Tuesday, June 28, 2011

Forüt!!!

Yes, audacious traveller - it is the 28th of June - but alas, I am not in Iceland to begin that greatest journey of all science fiction - the Journey to the Center of the Earth.

It is well worth our fixing this day in our calendars - there are plenty of science fiction stories, plenty of mysteries. People may recall March 25 as a most holy and grand day, the day of the downfall of the Powers of Darkness - the day the Ring went into the fires of Orodruin - Oh, you mean that date is Something Else too, celebrating an even greater triumph of an even smaller person over an even greater darkness? Why yes, that is the day on which the Second Person of the Most Holy Trinity came to dwell among us as a single-celled human male cell, and over time grow into adulthood. (For only God can make Adam's "No" as fruitful as Frodo's.)

Or they may recall the birthday of the famous Boy Who Lived, July 31, which is also the great feast day of the "Fire Man" of the Faith: the soldier of Loyola who gave up - not his soldiering, but his entire life - for the Greater Glory of God.

Yes, there are plenty of important dates in fiction - though too many science fiction stories use French-Devolution style dates, which no one could possibly celebrate.

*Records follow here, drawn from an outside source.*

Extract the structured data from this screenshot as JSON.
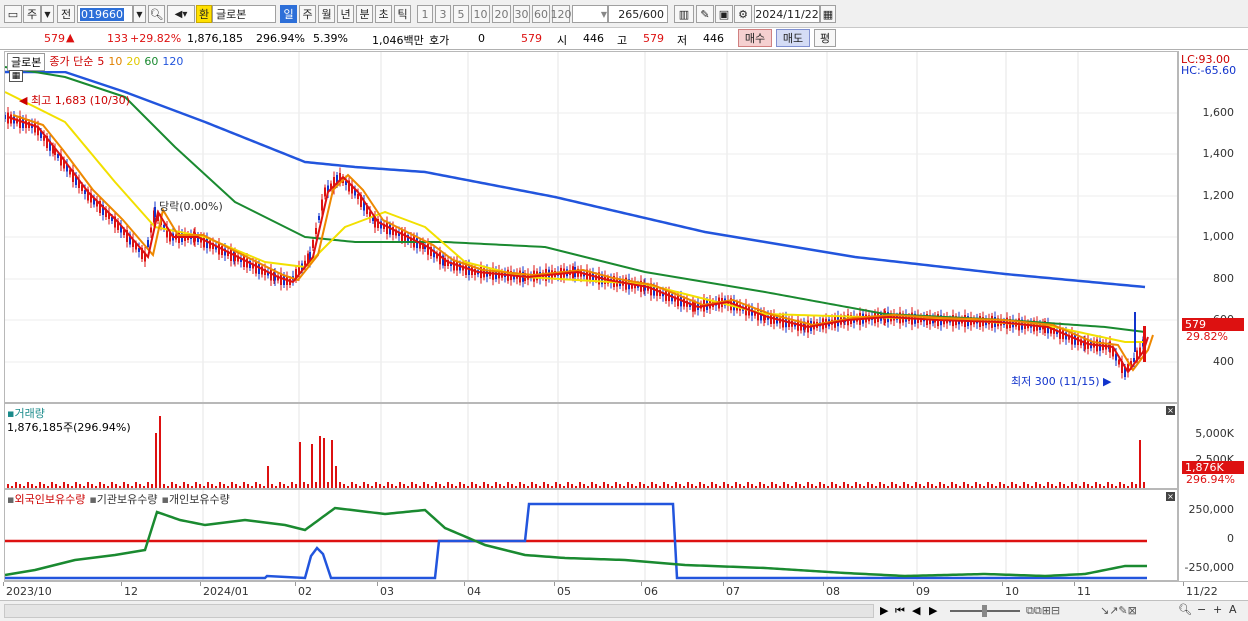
{
  "toolbar": {
    "period_unit": "주",
    "prev_label": "전",
    "stock_code": "019660",
    "currency_label": "환",
    "stock_name": "글로본",
    "period_tabs": [
      "일",
      "주",
      "월",
      "년",
      "분",
      "초",
      "틱"
    ],
    "interval_buttons": [
      "1",
      "3",
      "5",
      "10",
      "20",
      "30",
      "60",
      "120"
    ],
    "count_value": "265",
    "count_total": "/600",
    "date": "2024/11/22"
  },
  "quote": {
    "price": "579",
    "arrow": "▲",
    "change": "133",
    "change_pct": "+29.82%",
    "volume": "1,876,185",
    "volume_pct": "296.94%",
    "turnover": "5.39%",
    "amount": "1,046백만",
    "hoga_label": "호가",
    "hoga_value": "0",
    "hoga_price": "579",
    "open_label": "시",
    "open": "446",
    "high_label": "고",
    "high": "579",
    "low_label": "저",
    "low": "446",
    "buy": "매수",
    "sell": "매도",
    "eval": "평"
  },
  "price_panel": {
    "name": "글로본",
    "legend": [
      {
        "text": "종가 단순",
        "color": "#cc0000"
      },
      {
        "text": "5",
        "color": "#cc0000"
      },
      {
        "text": "10",
        "color": "#e08000"
      },
      {
        "text": "20",
        "color": "#e0c800"
      },
      {
        "text": "60",
        "color": "#1a8a30"
      },
      {
        "text": "120",
        "color": "#2255dd"
      }
    ],
    "lc": "LC:93.00",
    "hc": "HC:-65.60",
    "y_ticks": [
      "1,600",
      "1,400",
      "1,200",
      "1,000",
      "800",
      "600",
      "400"
    ],
    "high_note": "최고 1,683 (10/30)",
    "low_note": "최저 300 (11/15)",
    "dividend_note": "당락(0.00%)",
    "price_tag": "579",
    "pct_tag": "29.82%"
  },
  "volume_panel": {
    "title": "거래량",
    "value": "1,876,185주(296.94%)",
    "y_ticks": [
      "5,000K",
      "2,500K"
    ],
    "vol_tag": "1,876K",
    "pct_tag": "296.94%"
  },
  "holding_panel": {
    "legend": [
      {
        "text": "외국인보유수량",
        "color": "#cc0000"
      },
      {
        "text": "기관보유수량",
        "color": "#2255dd"
      },
      {
        "text": "개인보유수량",
        "color": "#1a8a30"
      }
    ],
    "y_ticks": [
      "250,000",
      "0",
      "-250,000"
    ]
  },
  "x_axis": [
    "2023/10",
    "12",
    "2024/01",
    "02",
    "03",
    "04",
    "05",
    "06",
    "07",
    "08",
    "09",
    "10",
    "11",
    "11/22"
  ],
  "colors": {
    "up": "#dd1111",
    "down": "#1133cc",
    "ma5": "#dd1111",
    "ma10": "#ee8800",
    "ma20": "#f2e000",
    "ma60": "#1a8a30",
    "ma120": "#2255dd"
  }
}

When's the 10th of Messidor, anyway? Or Stardate 5762.6? It's "Once Upon a Time" or "Long long ago in a Galaxy far far away". At least some of us know what A.U.C. means, or A.M., or even A.H., if one sets one's calendars by such markers. From my studies, it appears we're not too sure about the starting date for the Long Count of the Maya, a detail I've taken advantage of by using 13.0.0.0.0 as part X of From Darkness Into Light. (That's part of my Saga, if you really want to know.)

Really, it's fine to have alternative calendars. One of Chesterton's more insightful lines was in connection with such things:
A feeling touching the nature of things does not only make men feel that there are certain proper things to say; it makes them feel that there are certain proper things to do. The more agreeable of these consist of dancing, building temples, and shouting very loud; the less agreeable, of wearing green carnations and burning other philosophers alive. But everywhere the religious dance came before the religious hymn, and man was a ritualist before he could speak. If Comtism had spread the world would have been converted, not by the Comtist philosophy, but by the Comtist calendar. By discouraging what they conceive to be the weakness of their master, the English Positivists have broken the strength of their religion. A man who has faith must be prepared not only to be a martyr, but to be a fool. It is absurd to say that a man is ready to toil and die for his convictions when he is not even ready to wear a wreath round his head for them. I myself, to take a corpus vile, am very certain that I would not read the works of Comte through for any consideration whatever. But I can easily imagine myself with the greatest enthusiasm lighting a bonfire on Darwin Day.
[GKC Heretics CW1:87]
More on this some other time.

Fiction is a handy tool, and never more handy when the reference books give you convenient details all ripe and ready to combine... It was too tidy when I read this:
Whoever put in order this computation of katuns, if it was the devil, he did it, as he usually does, ordaining it for his own glory.
[Friar Diego de Landa, first bishop of Mérida, quoted in Von Hagen, World of the Maya 169]
And we know how Dante put his journey to the center of the spherical earth to culminate on the night of Holy Saturday of 1300. (Yeah, he was writing in 1320 or so, demonstrating that people knew this truth long before Columbus. Actually the Greeks knew; sometimes I think it's the Media who don't know.)

A personal aside. Like Dante, I saw the Southern Cross at midnight between Holy Saturday and Easter Sunday... it was a profoundly moving moment.

But while we do not know exactly where Dante descended - and few may wish to follow him where he led, despite the far better 2/3s of his work which follows his Hell - we DO know where Arne Sakneussemm descended, and the date, which was June 28... and we ought to recall it as a great day, and celebrate with appropriate festivities. (For more on Verne's story, see here.)

June 28 is also Frances Blogg's birthday - the dear wife of G. K. Chesterton - she of course was his favourite Blogg, which accounts for... for something. And it was also the day they got married, so perhaps it is suitable to think about difficult journeys and great real-life adventures which are stranger than fiction.

Finally, tomorrow is the Solemnity of Sts. Peter and Paul - on which we shall begin our special novena, which ends on the Nones of July. Please join us in prayer, as there are many needs and difficulties and turmoils in our world, and we need to unite in prayer, whether we work in the depths of the earth or interstellar space...

As Hans the guide said: Forüt!!! Forward! Let us be audax - audacious - for our life is an adventure, and with prayer we may hope for a great and good ending.